WelCom November 2017:
Gospel, Matthew 23:1-12
1 Then addressing the crowds and his disciples Jesus said, 2 ‘The scribes and the Pharisees occupy the chair of Moses. 3 You must therefore do and observe what they tell you; but do not be guided by what they do, since they do not practise what they preach. 4 They tie up heavy burdens and lay them on people’s shoulders, but will they lift a finger to move them? Not they! 5 Everything they do is done to attract attention, like wearing broader headbands and longer tassels, 6 like wanting to take the place of honour at banquets and the front seats in the synagogues, 7 being greeted respectfully in the market squares and having people call them Rabbi. 8 ‘You, however, must not allow yourselves to be called Rabbi, since you have only one Master, and you are all brothers. 9 You must call no one on earth your father, since you have only one Father, and he is in heaven. 10 Nor must you allow yourselves to be called teachers, for you have only one Teacher, the Christ. 11 The greatest among you must be your servant. 12 Anyone who raises himself up will be humbled, and anyone who humbles himself will be raised up.
Are We Proud or Humble?
There is an air of desperation in today’s gospel. The scene is Holy Week. The crowds have packed the courtyard of the Temple of Jerusalem to listen to Jesus, a passionate preacher who was, telling them to listen to the Pharisees, the teachers of Jewish faith because they were the authorised interpreters of Moses’ Law. While Jesus said to obey and follow everything they taught, He followed this up with a warning not to do as they did. Jesus condemned their actions, calling them showboats, because they paraded their status. They dressed to draw attention to themselves, they sought the best seats in the synagogue, then with self-proclaimed authority, demanded they be greeted with honour in public areas and addressed as Rabbi. These Pharisees partnered the wealthy, in establishing a domination system, and creating a meticulous tithing system for themselves, that not only served the interests of the temple, but went far beyond what was required in the Torah.
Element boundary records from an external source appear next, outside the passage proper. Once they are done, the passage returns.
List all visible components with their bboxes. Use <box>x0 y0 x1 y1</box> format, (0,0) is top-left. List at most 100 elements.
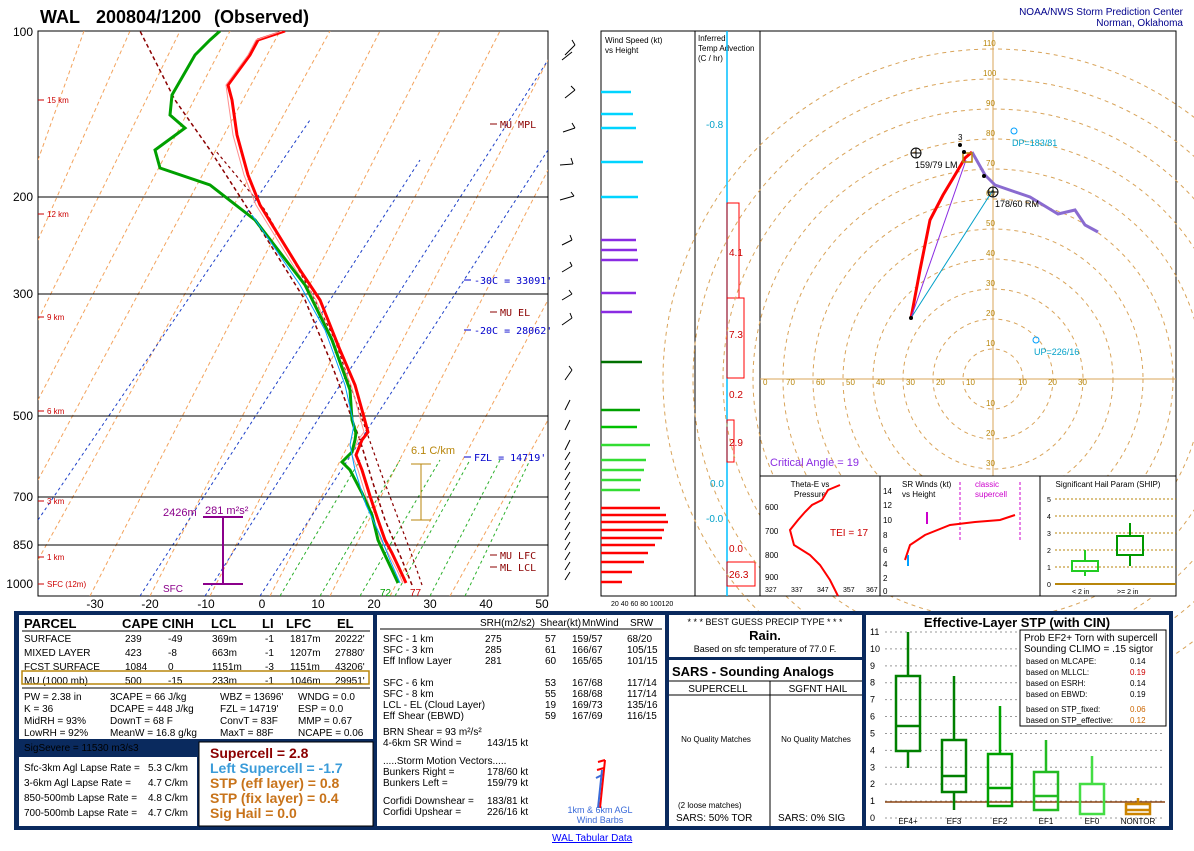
corfidi-up: Corfidi Upshear = <box>383 807 461 818</box>
srwind-y-label: 4 <box>883 560 888 569</box>
parcel-cell: 1207m <box>290 648 321 659</box>
org-location: Norman, Oklahoma <box>1096 18 1183 29</box>
lapse-rate-value: 4.7 C/km <box>148 778 188 789</box>
kinematic-cell: 285 <box>485 645 502 656</box>
sars-supercell-nomatch: No Quality Matches <box>681 735 751 744</box>
hodo-ring-label: 30 <box>986 279 995 288</box>
lapse-rate-label: Sfc-3km Agl Lapse Rate = <box>24 763 140 774</box>
tei-label: TEI = 17 <box>830 528 869 539</box>
parcel-cell: -1 <box>265 648 274 659</box>
pressure-label: 200 <box>13 190 33 204</box>
stp-x-label: EF3 <box>947 817 962 826</box>
theta-y-label: 900 <box>765 573 779 582</box>
tadv-value: 4.1 <box>729 248 743 259</box>
mu-lfc-label: MU LFC <box>500 551 536 562</box>
hodo-ring-label: 20 <box>986 429 995 438</box>
stp-x-label: EF2 <box>993 817 1008 826</box>
sars-hail-nomatch: No Quality Matches <box>781 735 851 744</box>
tadv-value: 0.0 <box>729 544 743 555</box>
parcel-cell: 500 <box>125 676 142 687</box>
stp-prob-value: 0.12 <box>1130 716 1146 725</box>
kinematic-cell: 167/68 <box>572 678 603 689</box>
kinematic-cell: 166/67 <box>572 645 603 656</box>
composite-box: Supercell = 2.8Left Supercell = -1.7STP … <box>198 741 374 827</box>
pressure-label: 100 <box>13 25 33 39</box>
parcel-header: LFC <box>286 616 312 631</box>
stp-y-label: 5 <box>870 728 875 738</box>
parcel-cell: MU (1000 mb) <box>24 676 88 687</box>
hodo-ring-label: 110 <box>983 39 996 48</box>
parcel-cell: 1817m <box>290 634 321 645</box>
theta-title: Theta-E vs <box>791 480 830 489</box>
stp-y-label: 3 <box>870 762 875 772</box>
tadv-value: 2.9 <box>729 438 743 449</box>
sars-box: SARS - Sounding Analogs SUPERCELL SGFNT … <box>669 660 862 826</box>
temp-tick: -30 <box>86 597 104 611</box>
stp-box: Effective-Layer STP (with CIN) 111098765… <box>866 615 1169 826</box>
hodo-ring-label: 10 <box>986 339 995 348</box>
kinematic-cell: SFC - 6 km <box>383 678 434 689</box>
parcel-cell: MIXED LAYER <box>24 648 91 659</box>
wind-speed-panel: Wind Speed (kt) vs Height 20 40 60 80 10… <box>600 30 696 608</box>
pressure-label: 850 <box>13 538 33 552</box>
ship-y-label: 0 <box>1047 582 1051 589</box>
thermo-param: ConvT = 83F <box>220 716 278 727</box>
ship-panel: Significant Hail Param (SHIP) 5 4 3 2 1 … <box>1039 475 1177 597</box>
thermo-param: NCAPE = 0.06 <box>298 728 364 739</box>
stp-x-label: EF0 <box>1085 817 1100 826</box>
ship-ge2-label: >= 2 in <box>1117 589 1139 596</box>
parcel-cell: 663m <box>212 648 237 659</box>
sars-sig: SARS: 0% SIG <box>778 813 845 824</box>
ship-lt2-label: < 2 in <box>1072 589 1089 596</box>
parcel-header: LI <box>262 616 274 631</box>
hodo-ring-label: 20 <box>986 309 995 318</box>
kinematic-cell: Eff Shear (EBWD) <box>383 711 464 722</box>
stp-y-label: 2 <box>870 779 875 789</box>
bunkers-right: Bunkers Right = <box>383 767 455 778</box>
temp-advection-panel: Inferred Temp Advection (C / hr) -0.8 4.… <box>694 30 761 597</box>
thermo-param: 3CAPE = 66 J/kg <box>110 692 186 703</box>
tadv-title: Inferred <box>698 34 726 43</box>
precip-box: * * * BEST GUESS PRECIP TYPE * * * Rain.… <box>669 615 862 657</box>
stp-y-label: 4 <box>870 745 875 755</box>
sounding-datetime: 200804/1200 <box>96 7 201 27</box>
stp-y-label: 9 <box>870 661 875 671</box>
stp-y-label: 7 <box>870 695 875 705</box>
lapse-rate-label: 700-500mb Lapse Rate = <box>24 808 137 819</box>
stp-y-label: 6 <box>870 712 875 722</box>
lapse-rate-value: 4.8 C/km <box>148 793 188 804</box>
lapse-rate-value: 4.7 C/km <box>148 808 188 819</box>
stp-title: Effective-Layer STP (with CIN) <box>924 615 1110 630</box>
tabular-data-link[interactable]: WAL Tabular Data <box>552 833 632 844</box>
stp-prob-label: based on ESRH: <box>1026 679 1086 688</box>
minus30c-label: -30C = 33091' <box>474 276 552 287</box>
pressure-label: 500 <box>13 409 33 423</box>
kinematic-cell: 68/20 <box>627 634 652 645</box>
critical-angle-label: Critical Angle = 19 <box>770 457 859 469</box>
pressure-label: 700 <box>13 490 33 504</box>
temp-tick: -20 <box>141 597 159 611</box>
parcel-cell: -49 <box>168 634 183 645</box>
kinematic-header: SRW <box>630 618 654 629</box>
parcel-cell: -8 <box>168 648 177 659</box>
kinematic-cell: SFC - 3 km <box>383 645 434 656</box>
composite-index: Supercell = 2.8 <box>210 745 309 761</box>
temp-tick: 30 <box>423 597 437 611</box>
kinematic-cell: 135/16 <box>627 700 658 711</box>
brn-shear: BRN Shear = 93 m²/s² <box>383 727 482 738</box>
hodo-rm-label: 178/60 RM <box>995 199 1039 209</box>
ship-y-label: 4 <box>1047 514 1051 521</box>
parcel-header: PARCEL <box>24 616 77 631</box>
precip-title: * * * BEST GUESS PRECIP TYPE * * * <box>687 617 843 627</box>
parcel-cell: SURFACE <box>24 634 72 645</box>
theta-x-label: 357 <box>843 587 855 594</box>
height-label: 1 km <box>47 553 65 562</box>
parcel-header: CAPE <box>122 616 158 631</box>
temp-tick: 50 <box>535 597 549 611</box>
minus20c-label: -20C = 28062' <box>474 326 552 337</box>
thermo-param: MeanW = 16.8 g/kg <box>110 728 197 739</box>
stp-climo: Sounding CLIMO = .15 sigtor <box>1024 644 1154 655</box>
srwind-y-label: 14 <box>883 487 892 496</box>
hodo-x-label: 10 <box>1018 378 1027 387</box>
tadv-value: -0.0 <box>706 514 724 525</box>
Jesus then addresses the Pharisees. He tells them they cannot be called Teacher, Leader or Messiah, as there is only one teacher – the Lord in heaven Himself.
What is Jesus telling us today? We may not like it. Jesus asked the question, how did Old World people become rich? Those days the well-to-do were not the people who had worked hard to acquire an education or start a business that brought large financial rewards. Instead, wealth then was the product of being in a small elite class in a massively exploitative system. This was acquired by inheritance, or by allying oneself to the rulers. They became wealthy by taking land and production from the peasants. Jesus’ criticism of the wealthy was they were not innocent, and their wealth was acquired at the expense of the poor.
Is this any different in New Zealand today? As individuals, we need to be mindful that we are part of a community. For those of us who may be selfish, let us realise that selfishness or egotism, is the opposite of love and care for other people. Jesus tells us to ‘love one another’ and St Paul advises us to accept the talents we have with true humility, thanking God for these talents without hidden boasting in the form of false humility. Let us, by the modesty Our Lord has given us, see and appreciate the talents given to others.
Tom Gibson is a retired dairy farmer and a parishioner at The Immaculate Conception, Stratford.